KSLX-FM
- Scottsdale, Arizona; United States;
- Broadcast area: Phoenix metropolitan area
- Frequency: 100.7 MHz (HD Radio)
- Branding: Classic Rock 100.7 KSLX

Programming
- Format: Classic rock
- Subchannels: HD2: Sports (KDUS simulcast)

Ownership
- Owner: Hubbard Broadcasting, Inc.; (Phoenix FCC License Sub, LLC);
- Sister stations: KUPD, KDKB, KAZG

History
- First air date: August 1, 1969
- Former call signs: KDOT-FM (1969–1978); KOPA-FM (1978–1986);
- Call sign meaning: Similar to "classics"

Technical information
- Licensing authority: FCC
- Facility ID: 11282
- Class: C
- ERP: 100,000 watts
- HAAT: 561 meters (1,841 ft)

Links
- Public license information: Public file; LMS;
- Webcast: Listen Live
- Website: kslx.com

= KSLX-FM =

Classic rock radio station in Scottsdale, Arizona, United States

KSLX-FM is a classic rock radio station serving the Phoenix, Arizona, area. The Hubbard Broadcasting, Inc. outlet broadcasts at 100.7 MHz with an ERP of 100 kW and is licensed to Scottsdale, Arizona. KSLX simulcasts in digital HD Radio. Its studios are located on North 52nd Street west of Papago Park and its transmitter is in South Mountain Park.

==History==
100.7 signed on August 1, 1969 as KDOT-FM "K-Dot", a beautiful music station co-owned with KDOT (1440 AM). Owned by Central Arizona Broadcasting, KDOT-FM broadcast beautiful music from studios on the second floor of a building adjacent to the Safari Resort hotel, on Scottsdale Road just north of Camelback Road in Scottsdale.

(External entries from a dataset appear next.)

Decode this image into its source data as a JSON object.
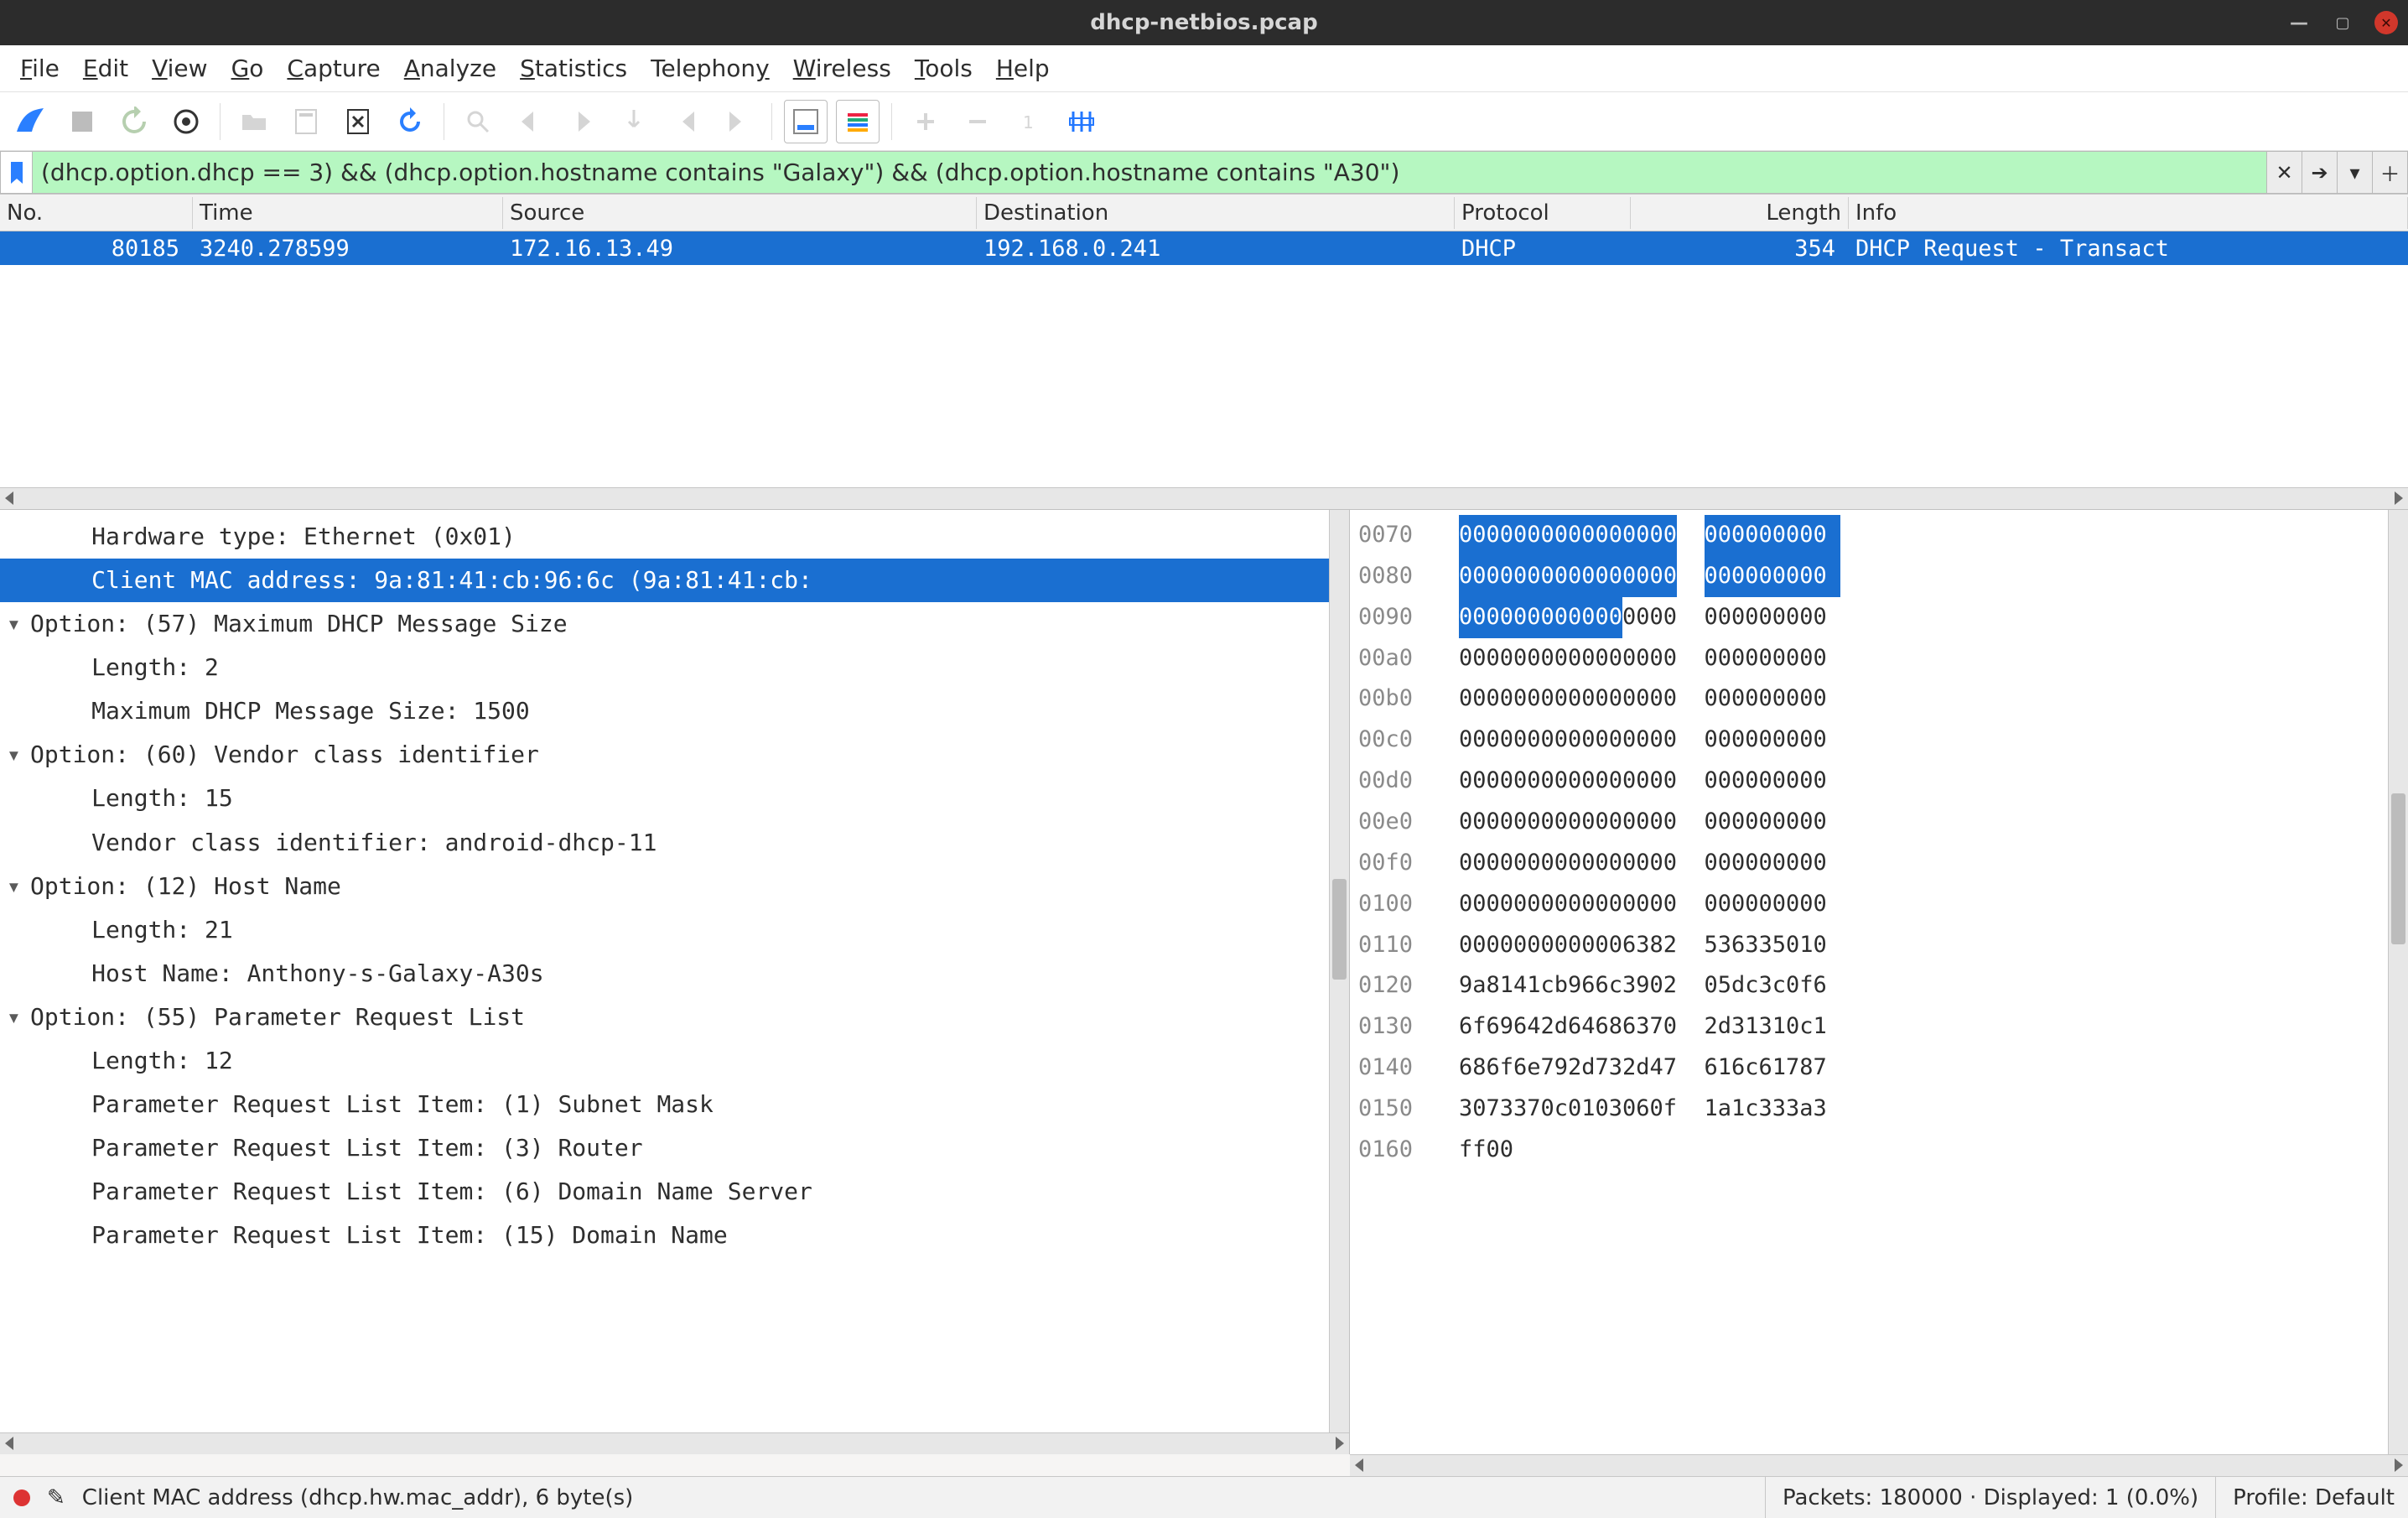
{
  "window": {
    "title": "dhcp-netbios.pcap"
  },
  "menubar": [
    "File",
    "Edit",
    "View",
    "Go",
    "Capture",
    "Analyze",
    "Statistics",
    "Telephony",
    "Wireless",
    "Tools",
    "Help"
  ],
  "toolbar": {
    "icons": [
      "shark-fin-icon",
      "stop-icon",
      "restart-icon",
      "options-gear-icon",
      "open-file-icon",
      "save-file-icon",
      "close-file-icon",
      "reload-icon",
      "find-icon",
      "back-icon",
      "forward-icon",
      "jump-icon",
      "goto-first-icon",
      "goto-last-icon",
      "auto-scroll-icon",
      "colorize-icon",
      "zoom-in-icon",
      "zoom-out-icon",
      "zoom-reset-icon",
      "resize-columns-icon"
    ]
  },
  "filter": {
    "value": "(dhcp.option.dhcp == 3) && (dhcp.option.hostname contains \"Galaxy\") && (dhcp.option.hostname contains \"A30\")",
    "valid": true
  },
  "packet_list": {
    "columns": [
      "No.",
      "Time",
      "Source",
      "Destination",
      "Protocol",
      "Length",
      "Info"
    ],
    "rows": [
      {
        "no": "80185",
        "time": "3240.278599",
        "src": "172.16.13.49",
        "dst": "192.168.0.241",
        "proto": "DHCP",
        "len": "354",
        "info": "DHCP Request   - Transact"
      }
    ],
    "selected_index": 0
  },
  "tree": {
    "lines": [
      {
        "indent": 1,
        "expander": "",
        "text": "Hardware type: Ethernet (0x01)",
        "selected": false
      },
      {
        "indent": 1,
        "expander": "",
        "text": "Client MAC address: 9a:81:41:cb:96:6c (9a:81:41:cb:",
        "selected": true
      },
      {
        "indent": 0,
        "expander": "▾",
        "text": "Option: (57) Maximum DHCP Message Size",
        "selected": false
      },
      {
        "indent": 1,
        "expander": "",
        "text": "Length: 2",
        "selected": false
      },
      {
        "indent": 1,
        "expander": "",
        "text": "Maximum DHCP Message Size: 1500",
        "selected": false
      },
      {
        "indent": 0,
        "expander": "▾",
        "text": "Option: (60) Vendor class identifier",
        "selected": false
      },
      {
        "indent": 1,
        "expander": "",
        "text": "Length: 15",
        "selected": false
      },
      {
        "indent": 1,
        "expander": "",
        "text": "Vendor class identifier: android-dhcp-11",
        "selected": false
      },
      {
        "indent": 0,
        "expander": "▾",
        "text": "Option: (12) Host Name",
        "selected": false
      },
      {
        "indent": 1,
        "expander": "",
        "text": "Length: 21",
        "selected": false
      },
      {
        "indent": 1,
        "expander": "",
        "text": "Host Name: Anthony-s-Galaxy-A30s",
        "selected": false
      },
      {
        "indent": 0,
        "expander": "▾",
        "text": "Option: (55) Parameter Request List",
        "selected": false
      },
      {
        "indent": 1,
        "expander": "",
        "text": "Length: 12",
        "selected": false
      },
      {
        "indent": 1,
        "expander": "",
        "text": "Parameter Request List Item: (1) Subnet Mask",
        "selected": false
      },
      {
        "indent": 1,
        "expander": "",
        "text": "Parameter Request List Item: (3) Router",
        "selected": false
      },
      {
        "indent": 1,
        "expander": "",
        "text": "Parameter Request List Item: (6) Domain Name Server",
        "selected": false
      },
      {
        "indent": 1,
        "expander": "",
        "text": "Parameter Request List Item: (15) Domain Name",
        "selected": false
      }
    ]
  },
  "hex": {
    "selected_bytes": {
      "from_row": 0,
      "to_row": 2,
      "to_col": 5
    },
    "rows": [
      {
        "off": "0070",
        "b": [
          "00",
          "00",
          "00",
          "00",
          "00",
          "00",
          "00",
          "00",
          "",
          "00",
          "00",
          "00",
          "00",
          "0"
        ]
      },
      {
        "off": "0080",
        "b": [
          "00",
          "00",
          "00",
          "00",
          "00",
          "00",
          "00",
          "00",
          "",
          "00",
          "00",
          "00",
          "00",
          "0"
        ]
      },
      {
        "off": "0090",
        "b": [
          "00",
          "00",
          "00",
          "00",
          "00",
          "00",
          "00",
          "00",
          "",
          "00",
          "00",
          "00",
          "00",
          "0"
        ]
      },
      {
        "off": "00a0",
        "b": [
          "00",
          "00",
          "00",
          "00",
          "00",
          "00",
          "00",
          "00",
          "",
          "00",
          "00",
          "00",
          "00",
          "0"
        ]
      },
      {
        "off": "00b0",
        "b": [
          "00",
          "00",
          "00",
          "00",
          "00",
          "00",
          "00",
          "00",
          "",
          "00",
          "00",
          "00",
          "00",
          "0"
        ]
      },
      {
        "off": "00c0",
        "b": [
          "00",
          "00",
          "00",
          "00",
          "00",
          "00",
          "00",
          "00",
          "",
          "00",
          "00",
          "00",
          "00",
          "0"
        ]
      },
      {
        "off": "00d0",
        "b": [
          "00",
          "00",
          "00",
          "00",
          "00",
          "00",
          "00",
          "00",
          "",
          "00",
          "00",
          "00",
          "00",
          "0"
        ]
      },
      {
        "off": "00e0",
        "b": [
          "00",
          "00",
          "00",
          "00",
          "00",
          "00",
          "00",
          "00",
          "",
          "00",
          "00",
          "00",
          "00",
          "0"
        ]
      },
      {
        "off": "00f0",
        "b": [
          "00",
          "00",
          "00",
          "00",
          "00",
          "00",
          "00",
          "00",
          "",
          "00",
          "00",
          "00",
          "00",
          "0"
        ]
      },
      {
        "off": "0100",
        "b": [
          "00",
          "00",
          "00",
          "00",
          "00",
          "00",
          "00",
          "00",
          "",
          "00",
          "00",
          "00",
          "00",
          "0"
        ]
      },
      {
        "off": "0110",
        "b": [
          "00",
          "00",
          "00",
          "00",
          "00",
          "00",
          "63",
          "82",
          "",
          "53",
          "63",
          "35",
          "01",
          "0"
        ]
      },
      {
        "off": "0120",
        "b": [
          "9a",
          "81",
          "41",
          "cb",
          "96",
          "6c",
          "39",
          "02",
          "",
          "05",
          "dc",
          "3c",
          "0f",
          "6"
        ]
      },
      {
        "off": "0130",
        "b": [
          "6f",
          "69",
          "64",
          "2d",
          "64",
          "68",
          "63",
          "70",
          "",
          "2d",
          "31",
          "31",
          "0c",
          "1"
        ]
      },
      {
        "off": "0140",
        "b": [
          "68",
          "6f",
          "6e",
          "79",
          "2d",
          "73",
          "2d",
          "47",
          "",
          "61",
          "6c",
          "61",
          "78",
          "7"
        ]
      },
      {
        "off": "0150",
        "b": [
          "30",
          "73",
          "37",
          "0c",
          "01",
          "03",
          "06",
          "0f",
          "",
          "1a",
          "1c",
          "33",
          "3a",
          "3"
        ]
      },
      {
        "off": "0160",
        "b": [
          "ff",
          "00",
          "",
          "",
          "",
          "",
          "",
          "",
          "",
          "",
          "",
          "",
          "",
          ""
        ]
      }
    ]
  },
  "statusbar": {
    "field": "Client MAC address (dhcp.hw.mac_addr), 6 byte(s)",
    "packets": "Packets: 180000 · Displayed: 1 (0.0%)",
    "profile": "Profile: Default"
  },
  "colors": {
    "selection": "#1a6fd1",
    "filter_valid_bg": "#b6f7c1"
  }
}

In 1978, First Media Corporation acquired KDOT and its AM counterpart, then known as KSGR, and flipped the stations to Top 40 as simulcasting KOPA-AM-FM. The call sign KOPA was pronounced "copa" and reflected the last two syllables of Maricopa County (home to Scottsdale and the greater Phoenix metropolitan area).
The station operated as KOPA until February 5, 1986, when the station's call sign and format were changed again, to KSLX-FM. KSLX hosted a popular morning program in the late 1980s, the "Jones and Boze Show", featuring David K. Jones and Bob Boze Bell. Bell is a popular local western artist and writer (and co-owner and Executive Editor of True West Magazine since 1999). The station would later be acquired by Sandusky as a sister station to KDKB and KUPD, thus creating a rock cluster in the market. In 2013 Minneapolis based Hubbard Broadcasting bought the five-stations and has operated them ever since.

In 2017 KSLX ascended to the top of the Phoenix ratings for the first time in its 31 year history. The station now plays Led Zeppelin, the Eagles, Def Leppard, AC/DC, Journey, the Beatles, Pat Benatar, the Rolling Stones and more. The on-air line-up includes Mark and NeanderPaul from 5-10am weekdays, Karen Dalessandro 2-7pm weekdays and Nights with Alice Cooper 7pm-12 midnight weeknights.

==HD radio==
KSLX's HD Radio signal is multiplexed. The main signal is broadcast in analog as well as an HD Radio Digital broadcast of KSLX's classic rock programming.

KSLX's HD2 subchannel is airing a simulcast of sports-formatted KDUS 1060 AM Tempe.